Caring for an elderly loved one can be a time-consuming, thankless task.  There are so many situations to think about and so little time.  The checklist below will help simplify your legal and other resource concerns if you are a caregiver of an elderly loved one.

(1) Estate Planning Documents

Depending on the level of capacity of your loved one, you will want to ensure a Durable Power of Attorney is in place, if possible.  You will also want to consider encouraging your loved one to make an estate plan- a Will or trust.  I do not recommend encouraging their opinions on who inherits what, but simply urging them to start thinking about their options and finalizing their wishes in writing.  Without a Durable Power of Attorney and estate planning documents, you and your family will face an expensive, stressful battle going to Court to get guardianship and divide the estate when the time comes.

(2) Set up Access to Medical Information

Though a DPOA can help with this, you will also need to consider HIPAA laws and authorizations.  HIPAA laws make access to medical records difficult without the patient’s authorization.  Encourage your loved one to allow you access now, before it’s too late.

(3) Government Benefits

If your loved one or his or her spouse served in the military, your loved one may be eligible for Veteran’s Benefits.  Check with your local Veteran’s Associations to confirm requirements.
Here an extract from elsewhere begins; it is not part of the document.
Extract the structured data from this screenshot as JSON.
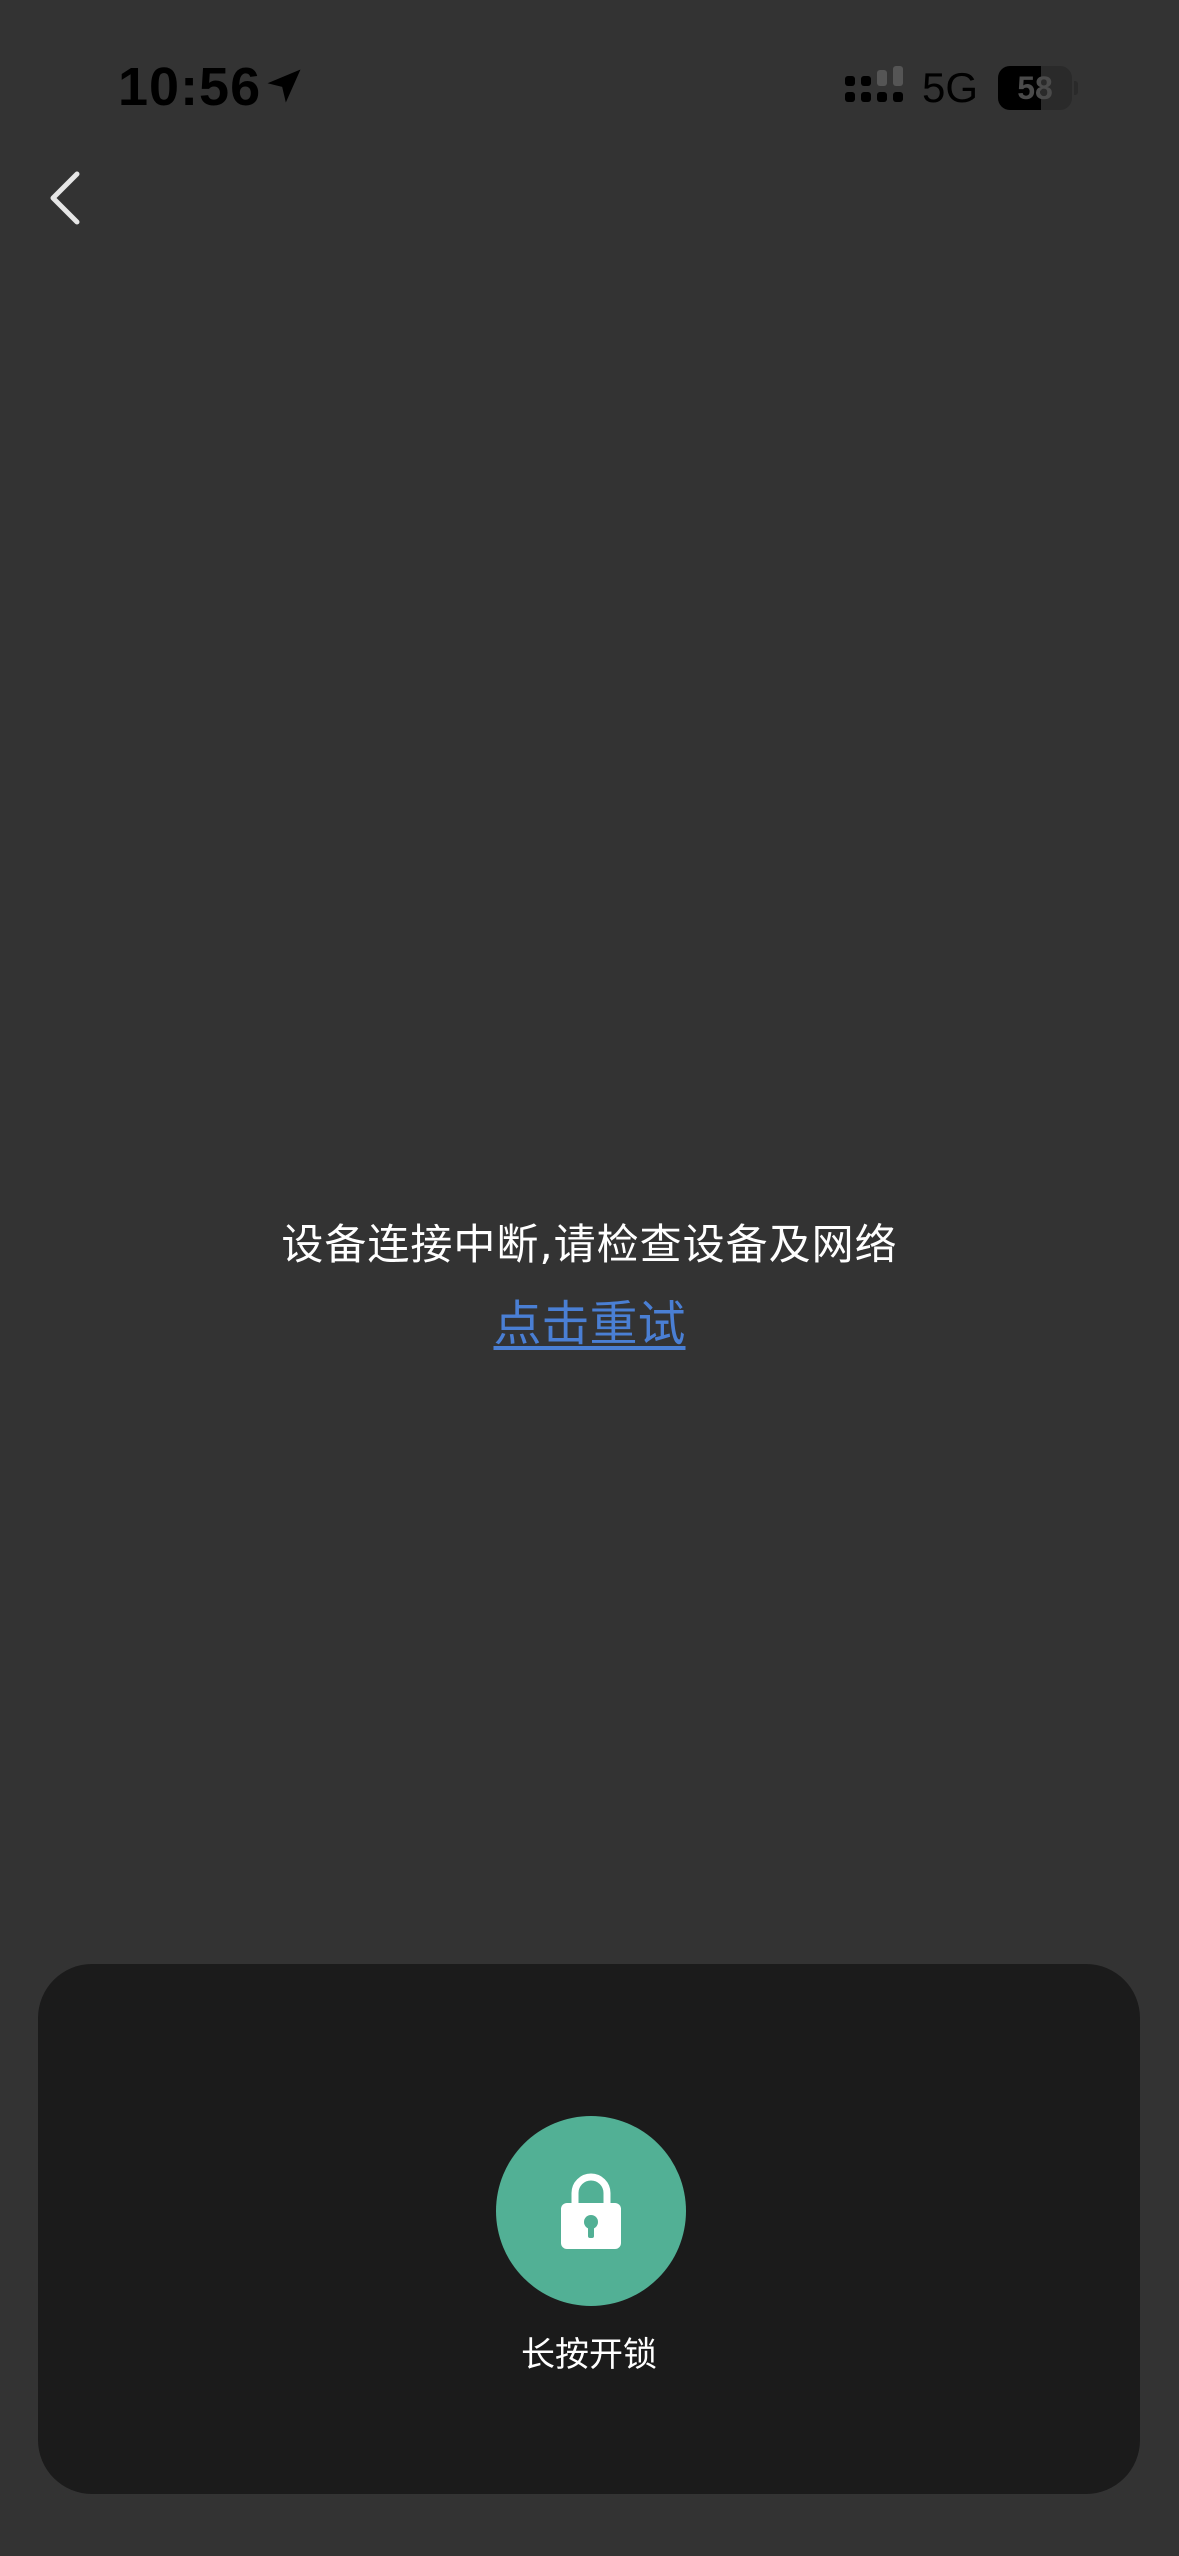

Also, depending on you loved one’s income level, he or she may be eligible for Medicaid and other income-based benefits.  Reach out to your local agencies for more information on eligibility requirements.

(4) Find a Doctor Who Specializes in Geriatric Care

Many doctors are unfamiliar with the unique needs of the elderly.  Be sure to reach out to a doctor with appropriate experience and a stellar reputation to help you and your loved one through these transitional years.

(5) Reach out to Community Resources

There are many resources available in the community to help caregivers of the elderly.  There are Adult Day Centers where caregivers can drop their loved ones off for a day of play and socializing while the caregiver works or rests.  There are community respite services, and even home care services available.  Reach out to your DHS Aging Services department, Areawide Aging services organizations, Alzheimer’s Association, and local senior centers for more information on what is available in your community.  Availability of services varies in different communities.

Though it can be difficult to care for your elderly loved ones, there are organizations and people who want to help.  Be sure to reach out and get help for your situation.